一方で、持続的な向上に向けては、管理職を担う人材の計画的な育成・輩出に加え、キャリア形成上の不安やライフステージとの両立に向けた働き方に関する制約等、管理職を目指すうえでの障壁の解消が課題であると認識しております。
こうした課題を踏まえ、女性リーダー層向け研修によるリーダーシップ・マネジメントスキルの向上に加え、マネジメント層によるメンタリングを通じて、将来のキャリア形成に対する不安の軽減及び意欲の醸成に取組むとともに、個々の状況に応じた配置・業務面での支援等、能力を発揮しやすい環境整備にも努めてまいりました。
これらの取組みの結果、次世代の管理職を担う候補者数は、中期経営計画「MCP 1/3」のスタート前である2023年3月期の122名から2026年3月期には145名へと拡大しており、将来的な女性管理職比率の向上を支える基盤の強化につながっております。

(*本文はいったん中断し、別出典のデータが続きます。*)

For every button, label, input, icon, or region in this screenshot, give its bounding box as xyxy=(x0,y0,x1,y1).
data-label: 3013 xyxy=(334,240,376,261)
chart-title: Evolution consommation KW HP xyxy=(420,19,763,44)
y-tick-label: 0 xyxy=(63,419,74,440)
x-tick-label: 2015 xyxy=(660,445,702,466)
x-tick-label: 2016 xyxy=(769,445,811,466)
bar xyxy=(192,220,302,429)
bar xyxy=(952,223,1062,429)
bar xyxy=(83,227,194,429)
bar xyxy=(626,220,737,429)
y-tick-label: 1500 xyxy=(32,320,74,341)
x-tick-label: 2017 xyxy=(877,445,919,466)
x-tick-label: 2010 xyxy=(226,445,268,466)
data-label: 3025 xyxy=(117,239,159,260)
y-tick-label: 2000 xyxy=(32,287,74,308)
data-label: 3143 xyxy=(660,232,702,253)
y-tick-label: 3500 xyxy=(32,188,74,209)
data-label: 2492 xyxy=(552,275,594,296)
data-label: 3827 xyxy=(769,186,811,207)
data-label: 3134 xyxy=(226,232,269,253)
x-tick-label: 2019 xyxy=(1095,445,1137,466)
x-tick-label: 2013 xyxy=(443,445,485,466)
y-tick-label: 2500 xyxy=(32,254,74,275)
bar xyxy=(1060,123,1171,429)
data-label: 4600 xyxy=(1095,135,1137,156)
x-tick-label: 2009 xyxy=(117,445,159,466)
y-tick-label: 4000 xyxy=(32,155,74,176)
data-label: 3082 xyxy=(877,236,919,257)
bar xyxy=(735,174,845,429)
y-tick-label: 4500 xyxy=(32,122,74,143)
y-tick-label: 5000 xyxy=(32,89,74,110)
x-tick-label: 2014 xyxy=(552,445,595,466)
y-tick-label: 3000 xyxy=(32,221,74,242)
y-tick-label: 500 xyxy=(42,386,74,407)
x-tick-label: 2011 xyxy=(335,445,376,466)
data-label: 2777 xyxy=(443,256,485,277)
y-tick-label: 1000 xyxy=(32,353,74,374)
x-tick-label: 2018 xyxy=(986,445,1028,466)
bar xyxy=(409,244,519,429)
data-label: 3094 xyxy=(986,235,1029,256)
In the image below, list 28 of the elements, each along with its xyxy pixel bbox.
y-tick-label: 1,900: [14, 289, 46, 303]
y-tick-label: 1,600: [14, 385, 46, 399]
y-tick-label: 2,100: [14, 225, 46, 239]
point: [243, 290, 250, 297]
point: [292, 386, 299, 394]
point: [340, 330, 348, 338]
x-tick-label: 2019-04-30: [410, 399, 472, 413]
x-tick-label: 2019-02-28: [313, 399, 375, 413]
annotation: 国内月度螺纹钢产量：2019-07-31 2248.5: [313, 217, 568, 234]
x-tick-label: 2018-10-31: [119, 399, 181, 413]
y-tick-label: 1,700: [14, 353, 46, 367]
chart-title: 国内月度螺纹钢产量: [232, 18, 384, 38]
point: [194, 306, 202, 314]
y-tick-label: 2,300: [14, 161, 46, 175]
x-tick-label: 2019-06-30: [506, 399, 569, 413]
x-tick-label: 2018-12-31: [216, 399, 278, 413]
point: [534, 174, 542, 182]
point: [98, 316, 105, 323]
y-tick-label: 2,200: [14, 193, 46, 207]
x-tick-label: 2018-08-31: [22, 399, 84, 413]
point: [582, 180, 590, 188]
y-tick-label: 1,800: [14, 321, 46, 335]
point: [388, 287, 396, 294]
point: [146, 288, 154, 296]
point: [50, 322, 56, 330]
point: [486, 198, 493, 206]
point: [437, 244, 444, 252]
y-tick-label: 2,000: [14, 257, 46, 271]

今後は、これまでの施策を継続・強化するとともに、女性管理職同士のネットワーク形成や、経験・能力を最大限に発揮できる役職への登用を一層推進することで、性別にかかわらず多様な人材が活躍できる組織の実現を目指してまいります。
≪男性労働者の育児休業取得率≫
「男性労働者育児休業取得率」は、引続き100%を上回る水準を維持しております。
男性の育児休業取得の促進は、男性のワーク・ライフ・バランス向上のみならず、女性の活躍推進に向けても重要と考えており、取得日数の延伸に向け引続き促進してまいります。
≪男女賃金格差≫
2024年7月に実施した人事制度改正において総合職と特定職を統合したことで、コース間の賃金格差を是正いたしました。旧来の特定職の占める割合が高かった女性の活躍のフィールドを広げることで、正規及び全体でも男女賃金格差は是正が進んでおります。

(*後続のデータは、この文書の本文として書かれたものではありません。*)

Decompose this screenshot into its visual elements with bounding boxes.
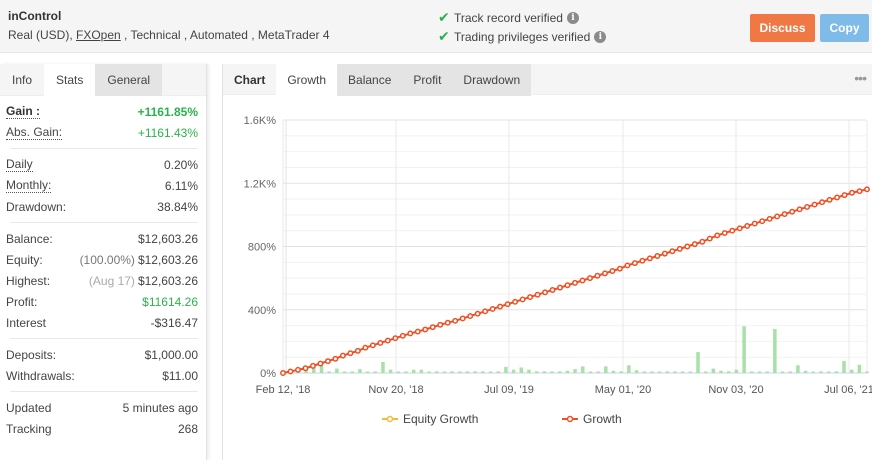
deposits-label: Deposits:	[6, 347, 57, 362]
chart-title: Chart	[234, 73, 266, 87]
chart-grid	[282, 119, 868, 374]
divider	[10, 148, 198, 149]
divider	[10, 391, 198, 392]
svg-text:Growth: Growth	[583, 412, 622, 426]
monthly-label[interactable]: Monthly:	[6, 177, 52, 193]
svg-text:Feb 12, '18: Feb 12, '18	[256, 384, 311, 396]
verification-label: Trading privileges verified	[454, 29, 591, 44]
divider	[10, 222, 198, 223]
chart-tabs: Chart Growth Balance Profit Drawdown	[223, 64, 872, 96]
stat-tracking: Tracking 268	[6, 418, 198, 439]
tab-balance[interactable]: Balance	[337, 64, 403, 96]
equity-label: Equity:	[6, 252, 43, 267]
daily-label[interactable]: Daily	[6, 156, 33, 172]
stat-drawdown: Drawdown: 38.84%	[6, 196, 198, 217]
daily-value: 0.20%	[163, 157, 198, 172]
profit-value: $11614.26	[142, 294, 198, 309]
tab-stats[interactable]: Stats	[44, 64, 96, 96]
gain-label[interactable]: Gain :	[6, 103, 41, 119]
stat-profit: Profit: $11614.26	[6, 291, 198, 312]
svg-text:1.6K%: 1.6K%	[244, 115, 277, 127]
stat-withdrawals: Withdrawals: $11.00	[6, 365, 198, 386]
system-name: inControl	[8, 9, 62, 23]
updated-label: Updated	[6, 400, 52, 415]
stat-updated: Updated 5 minutes ago	[6, 397, 198, 418]
svg-text:Jul 09, '19: Jul 09, '19	[484, 384, 534, 396]
verification-label: Track record verified	[454, 10, 563, 25]
withdrawals-label: Withdrawals:	[6, 368, 75, 383]
x-axis-labels: Feb 12, '18 Nov 20, '18 Jul 09, '19 May 01,…	[256, 384, 872, 396]
updated-value: 5 minutes ago	[122, 400, 198, 415]
tracking-label: Tracking	[6, 421, 52, 436]
growth-line	[280, 186, 870, 376]
stats-panel: Info Stats General Gain : +1161.85% Abs.…	[0, 64, 207, 460]
stats-tabs: Info Stats General	[0, 64, 206, 96]
drawdown-value: 38.84%	[157, 199, 198, 214]
withdrawals-value: $11.00	[162, 368, 198, 383]
tab-growth[interactable]: Growth	[276, 64, 338, 96]
tab-drawdown[interactable]: Drawdown	[452, 64, 532, 96]
equity-percent: (100.00%)	[79, 252, 135, 267]
interest-value: -$316.47	[150, 315, 198, 330]
chart-legend: Equity Growth Growth	[382, 412, 622, 426]
system-header: inControl Real (USD), FXOpen , Technical…	[0, 0, 872, 53]
divider	[10, 338, 198, 339]
svg-text:Jul 06, '21: Jul 06, '21	[824, 384, 872, 396]
balance-label: Balance:	[6, 231, 53, 246]
broker-link[interactable]: FXOpen	[76, 28, 121, 42]
svg-text:Equity Growth: Equity Growth	[403, 412, 478, 426]
stat-interest: Interest -$316.47	[6, 312, 198, 333]
stat-gain: Gain : +1161.85%	[6, 101, 198, 122]
stat-monthly: Monthly: 6.11%	[6, 175, 198, 196]
highest-value: $12,603.26	[137, 273, 198, 288]
tracking-value: 268	[177, 421, 198, 436]
svg-text:Nov 03, '20: Nov 03, '20	[708, 384, 763, 396]
abs-gain-label[interactable]: Abs. Gain:	[6, 124, 63, 140]
info-icon[interactable]: i	[566, 11, 579, 24]
trading-privileges-verified: ✔ Trading privileges verified i	[438, 28, 607, 45]
system-meta: Real (USD), FXOpen , Technical , Automat…	[8, 28, 330, 42]
account-type: Real (USD),	[8, 28, 77, 42]
stat-equity: Equity: (100.00%) $12,603.26	[6, 249, 198, 270]
stat-balance: Balance: $12,603.26	[6, 228, 198, 249]
stat-daily: Daily 0.20%	[6, 154, 198, 175]
tab-info[interactable]: Info	[12, 73, 33, 87]
stat-highest: Highest: (Aug 17) $12,603.26	[6, 270, 198, 291]
highest-date: (Aug 17)	[88, 273, 135, 288]
profit-label: Profit:	[6, 294, 38, 309]
tab-profit[interactable]: Profit	[402, 64, 453, 96]
interest-label: Interest	[6, 315, 47, 330]
svg-text:800%: 800%	[248, 242, 276, 254]
svg-text:Nov 20, '18: Nov 20, '18	[368, 384, 423, 396]
discuss-button[interactable]: Discuss	[750, 14, 815, 42]
gain-value: +1161.85%	[137, 104, 198, 119]
balance-value: $12,603.26	[137, 231, 198, 246]
deposits-value: $1,000.00	[144, 347, 198, 362]
drawdown-label: Drawdown:	[6, 199, 67, 214]
tab-general[interactable]: General	[95, 64, 163, 96]
svg-text:0%: 0%	[260, 368, 276, 380]
chart-panel: Chart Growth Balance Profit Drawdown •••…	[222, 64, 872, 460]
check-icon: ✔	[438, 28, 450, 44]
svg-text:1.2K%: 1.2K%	[244, 178, 277, 190]
copy-button[interactable]: Copy	[820, 14, 869, 42]
more-options-icon[interactable]: •••	[854, 70, 867, 86]
abs-gain-value: +1161.43%	[137, 125, 198, 140]
check-icon: ✔	[438, 9, 450, 25]
growth-chart[interactable]: 0% 400% 800% 1.2K% 1.6K% Feb 12, '18 Nov 20, …	[223, 95, 872, 460]
equity-value: $12,603.26	[137, 252, 198, 267]
track-record-verified: ✔ Track record verified i	[438, 9, 579, 26]
y-axis-labels: 0% 400% 800% 1.2K% 1.6K%	[244, 115, 277, 380]
stat-deposits: Deposits: $1,000.00	[6, 344, 198, 365]
system-tags: , Technical , Automated , MetaTrader 4	[120, 28, 330, 42]
monthly-bars	[289, 326, 869, 373]
svg-text:May 01, '20: May 01, '20	[595, 384, 652, 396]
highest-label: Highest:	[6, 273, 51, 288]
svg-text:400%: 400%	[248, 305, 276, 317]
monthly-value: 6.11%	[164, 178, 198, 193]
stat-abs-gain: Abs. Gain: +1161.43%	[6, 122, 198, 143]
info-icon[interactable]: i	[594, 30, 607, 43]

なお、非正規雇用の従業員における男女賃金格差については、職種構成や勤務形態の違い等により年度ごとの変動が生じております。
今後については、非正規雇用の従業員の役割や処遇のあり方を踏まえつつ、賃金構造や人的構成の変化を継続的にモニタリングしてまいります。
≪障がい者雇用率≫
「障がい者雇用率」は法定雇用率以上を維持しております。
2026年7月より法定雇用率が引上げられますが、引続き当行グループは雇用率を維持するとともに、障がいを持つ従業員の働きやすさ向上に向け、周囲の理解促進に取組むこととあわせ、活躍できる環境の拡大にも努めてまいります。
〇Well-beingの向上
重要なステークホルダーである従業員が、武蔵野銀行で働くことへの充実感を感じることが「組織・従業員の力を最大化」につながる重要な要素であるとの考えに基づき、多様な働き方の実現や福利厚生の拡充に取組んでまいりました。
≪一人当たり有給休暇取得平均日数≫
制度休暇の取得促進に向けた継続的な取組みにより、有給休暇の取得日数は平均13.4日(取得率は約70%)まで向上しておりますが、年次有給休暇の計画的な取得のさらなる浸透については、引続き改善の余地があると認識しております。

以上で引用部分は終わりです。